In fact, if one were to look at the language of the NLRA, in comparison to the PLRA, Section 7 states “Employees shall have the right to self-organization, to form, join, or assist labor organizations, to bargain collectively through representatives of their own choosing, and to engage in other concerted activities for the purpose of collective bargaining or other mutual aid or protection” while section 5 of the PLRA reads nearly exactly verbatim, “Employees shall have the right to self-organization, to form, join or assist labor organizations, to bargain collectively through representatives of their own choosing, and to engage in concerted activities for the purpose of collective bargaining or other mutual aid or protection.”

The two excerpts are very similar, although  there is a minor difference in wording. Overall, however, both Acts seem to convey the same basic message, which is that employees have the right to join unions and engage in collective bargaining and other activities that support their collective interests.

Thus, with the precedent set that any cases where there is no significant difference between the meaning of the PLRA and the NLRA, the NLRA can be used as a baseline for decisions, one can look at national cases which deal with similar issues as faced by the TUGSA.

Similar cases on a national level, and were dealt with through the NLRB, include Intermountain Rural Electric Association v. National Labor Relations Board.

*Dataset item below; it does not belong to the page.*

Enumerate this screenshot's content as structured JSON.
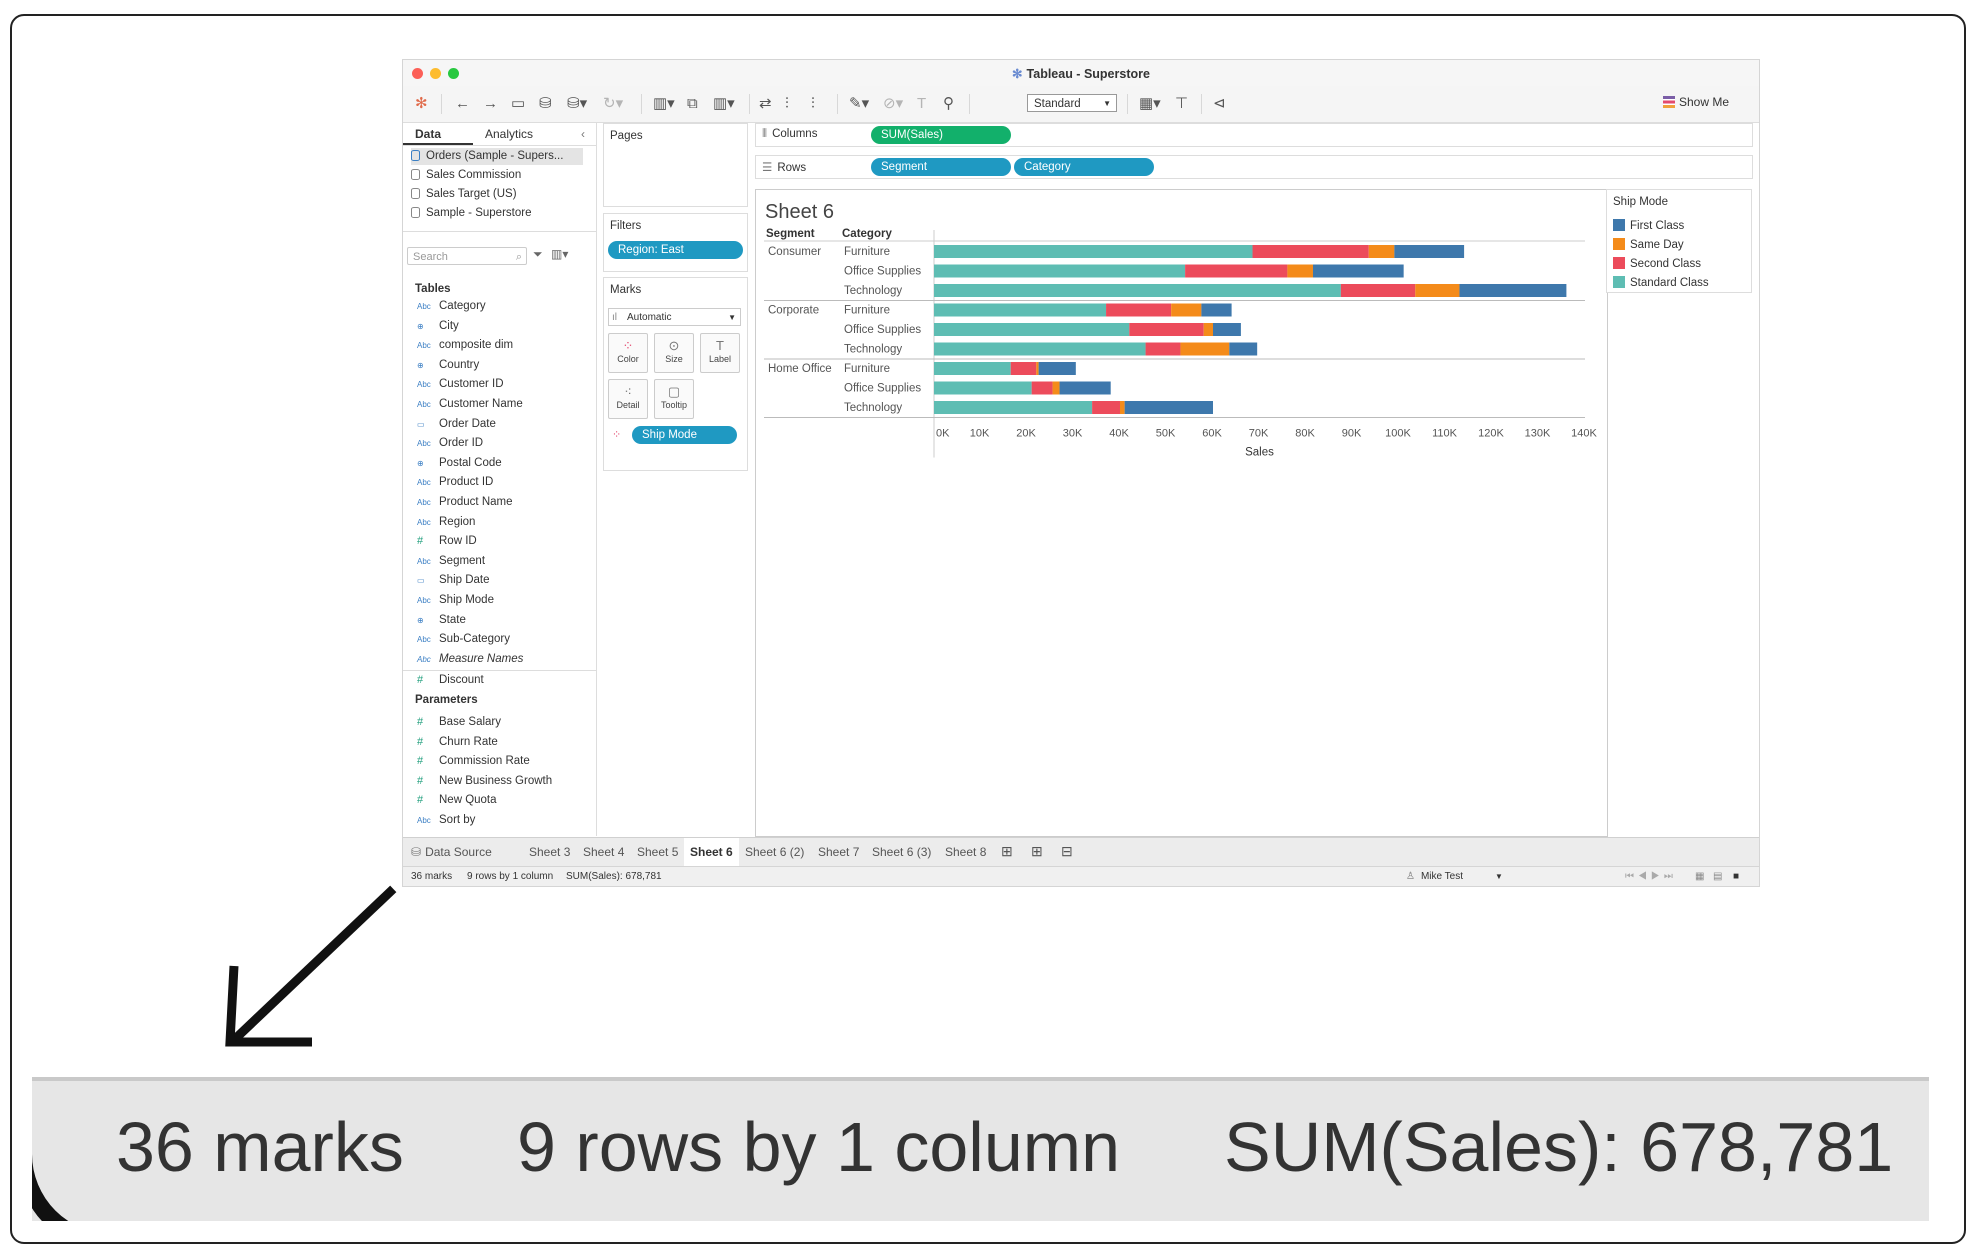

In Intermountain Rural v. NLRB, the court held that Intermountain Rural violated section 8(a)(3) of the NLRB, which states that it is an unfair labor practice for an employer to “interfere with, restrain, or coerce employees in the exercise of the rights guaranteed in Section 157,” Additionally, the Board found that this pattern of unlawful unilateral actions by IREA had a fundamental economic impact on the employees which would likely place the Union at a bargaining disadvantage in terms of maintaining the support of the employees and undercutting the Union’s authority at the bargaining table.

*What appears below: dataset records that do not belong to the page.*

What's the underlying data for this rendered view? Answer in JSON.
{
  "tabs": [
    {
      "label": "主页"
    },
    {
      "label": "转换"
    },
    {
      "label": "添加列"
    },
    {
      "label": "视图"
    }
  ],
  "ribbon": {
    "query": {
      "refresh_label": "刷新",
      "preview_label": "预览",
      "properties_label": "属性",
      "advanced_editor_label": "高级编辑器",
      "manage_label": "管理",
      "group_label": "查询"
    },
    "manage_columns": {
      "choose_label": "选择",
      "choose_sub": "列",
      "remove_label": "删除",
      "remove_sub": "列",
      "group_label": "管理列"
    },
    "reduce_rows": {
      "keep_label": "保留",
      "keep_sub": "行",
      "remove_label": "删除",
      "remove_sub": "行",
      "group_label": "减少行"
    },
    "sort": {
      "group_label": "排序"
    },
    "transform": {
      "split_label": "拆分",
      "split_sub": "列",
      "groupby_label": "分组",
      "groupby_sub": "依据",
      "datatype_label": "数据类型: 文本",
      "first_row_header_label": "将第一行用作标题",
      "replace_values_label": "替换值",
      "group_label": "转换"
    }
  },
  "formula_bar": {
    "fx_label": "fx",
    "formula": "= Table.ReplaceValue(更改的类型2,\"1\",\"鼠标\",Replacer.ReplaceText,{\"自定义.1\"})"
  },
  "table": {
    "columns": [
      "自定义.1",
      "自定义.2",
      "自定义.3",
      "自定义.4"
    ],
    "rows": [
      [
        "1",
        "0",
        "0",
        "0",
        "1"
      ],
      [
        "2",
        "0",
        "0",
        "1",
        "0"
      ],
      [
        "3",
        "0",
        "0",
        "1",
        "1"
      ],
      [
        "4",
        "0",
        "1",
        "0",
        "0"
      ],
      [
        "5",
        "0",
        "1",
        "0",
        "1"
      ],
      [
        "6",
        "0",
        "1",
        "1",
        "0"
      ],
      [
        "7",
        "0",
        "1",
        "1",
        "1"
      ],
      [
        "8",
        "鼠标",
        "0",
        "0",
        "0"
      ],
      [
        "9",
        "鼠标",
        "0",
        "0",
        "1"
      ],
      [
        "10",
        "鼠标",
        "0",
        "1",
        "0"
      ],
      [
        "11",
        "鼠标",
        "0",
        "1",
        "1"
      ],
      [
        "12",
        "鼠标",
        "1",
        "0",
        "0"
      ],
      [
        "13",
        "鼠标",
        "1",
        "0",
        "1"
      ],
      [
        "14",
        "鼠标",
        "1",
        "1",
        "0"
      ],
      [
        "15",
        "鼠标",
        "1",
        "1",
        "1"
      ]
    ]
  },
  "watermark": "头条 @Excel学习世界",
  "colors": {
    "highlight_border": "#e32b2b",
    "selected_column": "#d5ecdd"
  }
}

In the case of TUGSA, the removal of tuition remission and revocation of health insurance would surely have a “fundamental economic impact on the employees,” and would also violate Section 1201(a)(3) of the PLRA, which is taken essentially verbatim from the NLRA: “Discriminating in regard to hiring or tenure of employment, or any term or condition of employment to encourage or discourage membership in any employee organization.”  In the end, Intermountain Rural was required to “make whole employees sustained from this premium deductions, plus pay.”

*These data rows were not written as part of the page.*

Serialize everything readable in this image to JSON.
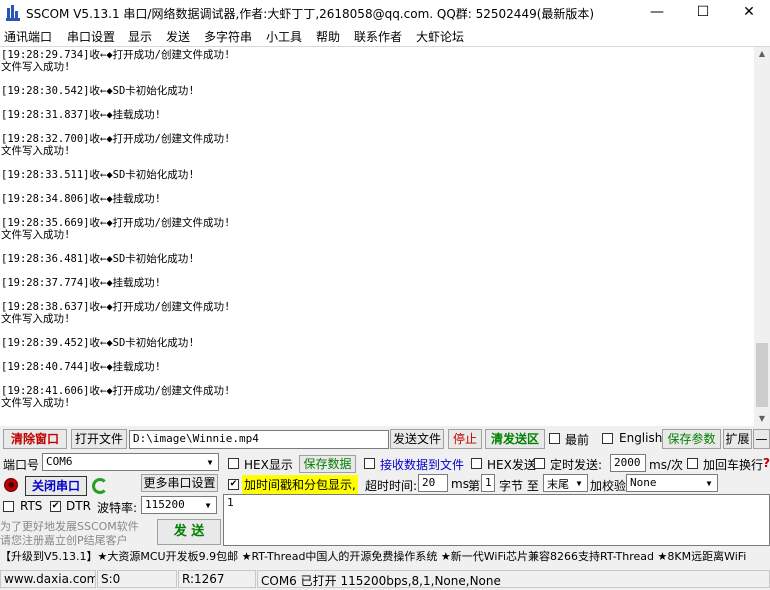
{
  "window": {
    "title": "SSCOM V5.13.1 串口/网络数据调试器,作者:大虾丁丁,2618058@qq.com. QQ群: 52502449(最新版本)",
    "minimize": "—",
    "maximize": "☐",
    "close": "✕"
  },
  "menu": [
    "通讯端口",
    "串口设置",
    "显示",
    "发送",
    "多字符串",
    "小工具",
    "帮助",
    "联系作者",
    "大虾论坛"
  ],
  "log": [
    {
      "line": "[19:28:29.734]收←◆打开成功/创建文件成功!",
      "cont": "文件写入成功!"
    },
    {
      "line": "[19:28:30.542]收←◆SD卡初始化成功!",
      "cont": ""
    },
    {
      "line": "[19:28:31.837]收←◆挂载成功!",
      "cont": ""
    },
    {
      "line": "[19:28:32.700]收←◆打开成功/创建文件成功!",
      "cont": "文件写入成功!"
    },
    {
      "line": "[19:28:33.511]收←◆SD卡初始化成功!",
      "cont": ""
    },
    {
      "line": "[19:28:34.806]收←◆挂载成功!",
      "cont": ""
    },
    {
      "line": "[19:28:35.669]收←◆打开成功/创建文件成功!",
      "cont": "文件写入成功!"
    },
    {
      "line": "[19:28:36.481]收←◆SD卡初始化成功!",
      "cont": ""
    },
    {
      "line": "[19:28:37.774]收←◆挂载成功!",
      "cont": ""
    },
    {
      "line": "[19:28:38.637]收←◆打开成功/创建文件成功!",
      "cont": "文件写入成功!"
    },
    {
      "line": "[19:28:39.452]收←◆SD卡初始化成功!",
      "cont": ""
    },
    {
      "line": "[19:28:40.744]收←◆挂载成功!",
      "cont": ""
    },
    {
      "line": "[19:28:41.606]收←◆打开成功/创建文件成功!",
      "cont": "文件写入成功!"
    }
  ],
  "toolbar": {
    "clear_window": "清除窗口",
    "open_file": "打开文件",
    "file_path": "D:\\image\\Winnie.mp4",
    "send_file": "发送文件",
    "stop": "停止",
    "clear_send_area": "清发送区",
    "topmost": "最前",
    "english": "English",
    "save_params": "保存参数",
    "expand": "扩展",
    "collapse": "—"
  },
  "port": {
    "port_label": "端口号",
    "port_value": "COM6",
    "more_settings": "更多串口设置",
    "close_port": "关闭串口",
    "rts": "RTS",
    "dtr": "DTR",
    "baud_label": "波特率:",
    "baud_value": "115200"
  },
  "options": {
    "hex_display": "HEX显示",
    "save_data": "保存数据",
    "recv_to_file": "接收数据到文件",
    "hex_send": "HEX发送",
    "timed_send": "定时发送:",
    "interval_value": "2000",
    "interval_unit": "ms/次",
    "add_crlf": "加回车换行",
    "timestamp": "加时间戳和分包显示,",
    "timeout_label": "超时时间:",
    "timeout_value": "20",
    "timeout_unit": "ms",
    "byte_label_pre": "第",
    "byte_index": "1",
    "byte_label_post": "字节 至",
    "byte_end": "末尾",
    "checksum_label": "加校验",
    "checksum_value": "None"
  },
  "send": {
    "input_value": "1",
    "send_button": "发 送",
    "promo_line1": "为了更好地发展SSCOM软件",
    "promo_line2": "请您注册嘉立创P结尾客户"
  },
  "ticker": "【升级到V5.13.1】★大资源MCU开发板9.9包邮 ★RT-Thread中国人的开源免费操作系统 ★新一代WiFi芯片兼容8266支持RT-Thread ★8KM远距离WiFi",
  "status": {
    "site": "www.daxia.com",
    "sent": "S:0",
    "received": "R:1267",
    "port_state": "COM6 已打开  115200bps,8,1,None,None"
  },
  "colors": {
    "accent_red": "#c00000",
    "accent_green": "#008000",
    "timestamp_highlight": "#ffff00",
    "ticker_link": "#0000cc"
  }
}
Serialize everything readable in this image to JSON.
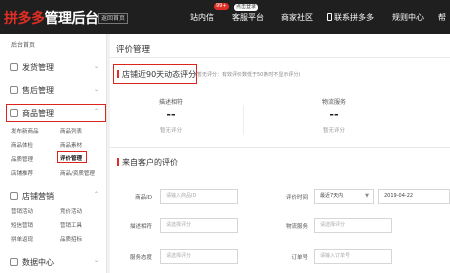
{
  "topbar": {
    "logo_brand": "拼多多",
    "logo_rest": "管理后台",
    "back_label": "返回首页",
    "nav_station": "站内信",
    "nav_badge": "99+",
    "nav_tip": "点击登录",
    "nav_customer": "客服平台",
    "nav_community": "商家社区",
    "nav_contact": "联系拼多多",
    "nav_rules": "规则中心",
    "nav_help": "帮"
  },
  "sidebar": {
    "breadcrumb": "后台首页",
    "sections": [
      {
        "label": "发货管理"
      },
      {
        "label": "售后管理"
      },
      {
        "label": "商品管理"
      },
      {
        "label": "店铺营销"
      },
      {
        "label": "数据中心"
      }
    ],
    "goods_items": [
      "发布新商品",
      "商品列表",
      "商品体检",
      "商品素材",
      "品质管理",
      "评价管理",
      "店铺推荐",
      "商品/资质管理"
    ],
    "marketing_items": [
      "营销活动",
      "竞价活动",
      "短信营销",
      "营销工具",
      "拼单返现",
      "品质招标"
    ]
  },
  "main": {
    "page_title": "评价管理",
    "rating_section_title": "店铺近90天动态评分",
    "rating_note": "(暂无评分：有效评价数低于50条时不显示评分)",
    "metrics": [
      {
        "label": "描述相符",
        "value": "--",
        "sub": "暂无评分"
      },
      {
        "label": "物流服务",
        "value": "--",
        "sub": "暂无评分"
      }
    ],
    "reviews_section_title": "来自客户的评价",
    "filters": {
      "goods_id": {
        "label": "商品ID",
        "placeholder": "请输入商品ID"
      },
      "eval_time": {
        "label": "评价时间",
        "value": "最近7天内",
        "date": "2019-04-22"
      },
      "desc_match": {
        "label": "描述相符",
        "placeholder": "请选择评分"
      },
      "logistics": {
        "label": "物流服务",
        "placeholder": "请选择评分"
      },
      "service": {
        "label": "服务态度",
        "placeholder": "请选择评分"
      },
      "order_no": {
        "label": "订单号",
        "placeholder": "请输入订单号"
      }
    }
  }
}
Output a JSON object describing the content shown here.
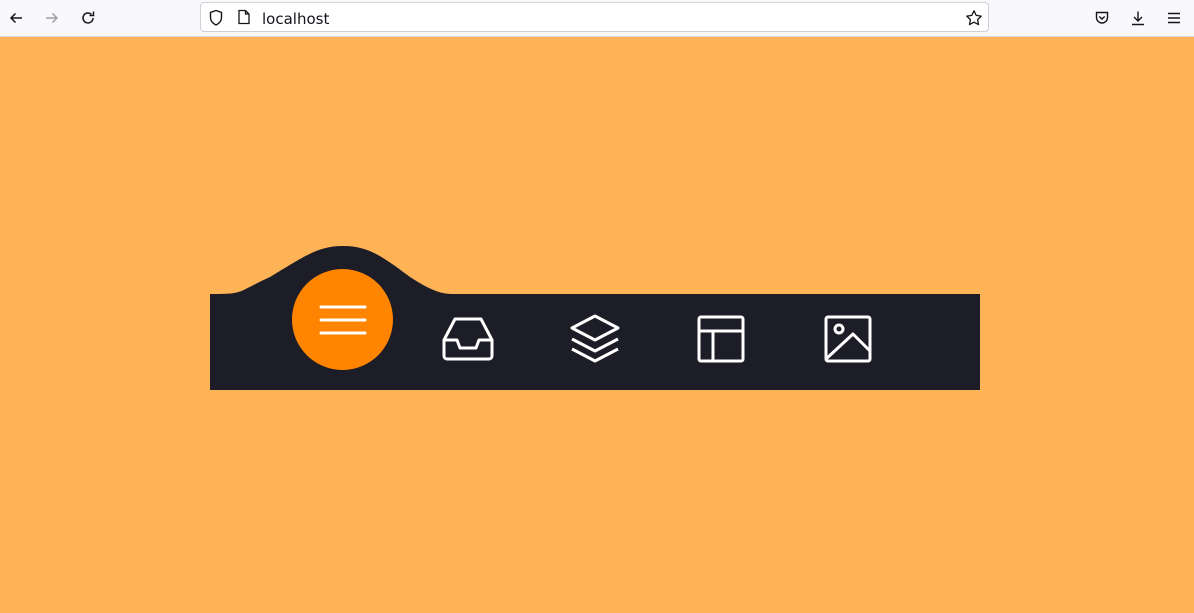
{
  "browser": {
    "url": "localhost",
    "icons": {
      "back": "arrow-left-icon",
      "forward": "arrow-right-icon",
      "reload": "reload-icon",
      "shield": "shield-icon",
      "page": "page-icon",
      "bookmark": "star-icon",
      "pocket": "pocket-icon",
      "downloads": "download-icon",
      "menu": "hamburger-icon"
    }
  },
  "nav": {
    "items": [
      {
        "icon": "menu-icon",
        "active": true
      },
      {
        "icon": "inbox-icon",
        "active": false
      },
      {
        "icon": "layers-icon",
        "active": false
      },
      {
        "icon": "layout-icon",
        "active": false
      },
      {
        "icon": "image-icon",
        "active": false
      }
    ]
  },
  "colors": {
    "background": "#ffb357",
    "bar": "#1c1d27",
    "accent": "#ff8500",
    "icon": "#ffffff"
  }
}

When looking at the events that unfolded at Temple University, one can see clear parallels between the national example of  Intermountain Rural Elec. Ass’n v. N.L.R.B, and the Pennsylvania-specific example of appeal of Cumberland Valley Sch. Dist. Although the current situation at Temple has currently been resolved, I hold that based on case precedent, Temple University was in violation of the PLRA, as well as the NLRA, by removing tuition remission and health insurance for striking graduate students. It is very clearly a violation of Section 1201(a)(3) of the PLRA, and could also be considered in violation of Section 1009 (iii) of the PERA, which reads that it shall be an unfair labour practice for an employer “to intimidate, restrain, or coerce any employer by threats of force or violence or harm to the person of said employer or the members of his family, with the intent of compelling the employer to accede demands, conditions, and terms of employment including the demand for collective bargaining.” Temple’s removal of potentially life-saving health insurance can put those participating in a strike, or their direct family also covered by their insurance, directly in harm’s way. It is thus illegally coercive.